Three months ago in this space, I proposed abolishing the Whitehall department responsible for the wholly inadequate public consultation into the future of Land Registry. I now realise my proposal was too modest: I should also have invited the leaders of the body itself, specifically HM Land Registrar and chief executive Ed Lester and Mark Boyle, chairman, to consider their positions.

I reach this conclusion after reading the minutes of an off-site meeting of the Land Registry board on 25 March – five days after the consultation on converting the bulk of the registry into a ‘service delivery company’. The minutes, leaked to the Guardian newspaper, show executives steaming ahead with the assumption not just that the service delivery company option - in effect privatisation - will happen, but that one of the three options proposed by the consultation is to be picked. 

To cynics about these things, all this will come as no surprise. Government bodies don’t generally float an idea for ‘consultation’ unless it already has political buoyancy. And the three options presented for consideration are generally set out so that the favoured one falls between the barking mad and the (supposedly) unsustainable status quo.

So it is with the Land Registry proposal, which envisages splitting the agency into an Office of the Chief Land Registrar and a service delivery company, set up as a joint venture between the government and a private outsourcer. 

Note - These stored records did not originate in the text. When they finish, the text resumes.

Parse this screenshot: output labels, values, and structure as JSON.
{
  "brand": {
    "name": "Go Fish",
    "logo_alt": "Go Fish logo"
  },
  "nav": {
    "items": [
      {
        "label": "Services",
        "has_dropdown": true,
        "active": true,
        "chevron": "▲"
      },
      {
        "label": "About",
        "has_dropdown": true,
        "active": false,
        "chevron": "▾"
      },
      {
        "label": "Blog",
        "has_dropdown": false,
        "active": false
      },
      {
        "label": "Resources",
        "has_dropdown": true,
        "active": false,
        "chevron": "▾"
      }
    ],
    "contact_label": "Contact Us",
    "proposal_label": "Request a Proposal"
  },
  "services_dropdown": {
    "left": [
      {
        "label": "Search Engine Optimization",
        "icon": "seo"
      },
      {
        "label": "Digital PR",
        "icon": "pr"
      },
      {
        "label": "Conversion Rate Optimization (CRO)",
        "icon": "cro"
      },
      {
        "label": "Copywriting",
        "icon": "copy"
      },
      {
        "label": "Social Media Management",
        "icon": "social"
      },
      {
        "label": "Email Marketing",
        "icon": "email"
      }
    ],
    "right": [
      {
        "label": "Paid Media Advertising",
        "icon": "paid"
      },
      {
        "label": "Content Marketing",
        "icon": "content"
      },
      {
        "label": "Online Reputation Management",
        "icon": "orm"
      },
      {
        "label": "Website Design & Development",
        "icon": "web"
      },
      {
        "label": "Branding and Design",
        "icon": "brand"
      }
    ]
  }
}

What is startling about the leaked minutes is the blatancy with which senior figures on the public payroll proceed on this basis when, officially, no decision has been taken. The whole tone of the record is that the decision has been made and the only question is how to present it to the outside world and the registry’s (highly sceptical) staff while mitigating risks. 

The minutes indicate that Land Registry’s formal owner, the Shareholder Executive, has made ‘a finely balanced recommendation with strong emphasis on significant risks’. These include the threat of judicial review, industrial action and timetable slippage. There are also ‘major presentational issues’ – mainly that the benefits of reform will be hidden in ‘unappreciated fee reductions’. There is a need to ‘up the game considerably on comms’.

Most intriguing is the sentence: ‘Surprised HMG not more focused on political risk.’

The minutes envisage a rapid timetable of change, with the ‘ministerial write-round’ (the process of ensuring all Whitehall departments are on side) and an outline business case approved by April, a second consultation to be completed by mid-June, followed by primary legislation to amend the Land Registration Act 2002. 

However, it appears some executives, at least, are jumping the gun. According to the minutes, Lester told the board that a decision had to be made that day on whether to proceed with the take-over of premises from the Parliamentary and Health Service Ombudsman.

Its offices in Millbank Tower are apparently seen as a more appropriate setting for the Office of the Chief Land Registrar than the register’s current headquarters in Croydon. To its credit, the board ‘whilst acknowledging the sound business case’ was ‘not prepared to sanction the commitment’.

However much Land Registry and its parent organisations ‘up their game’ on comms, the cat is now out of the bag on this sham consultation. In my opinion, it is time to start again – preferably with new faces, too.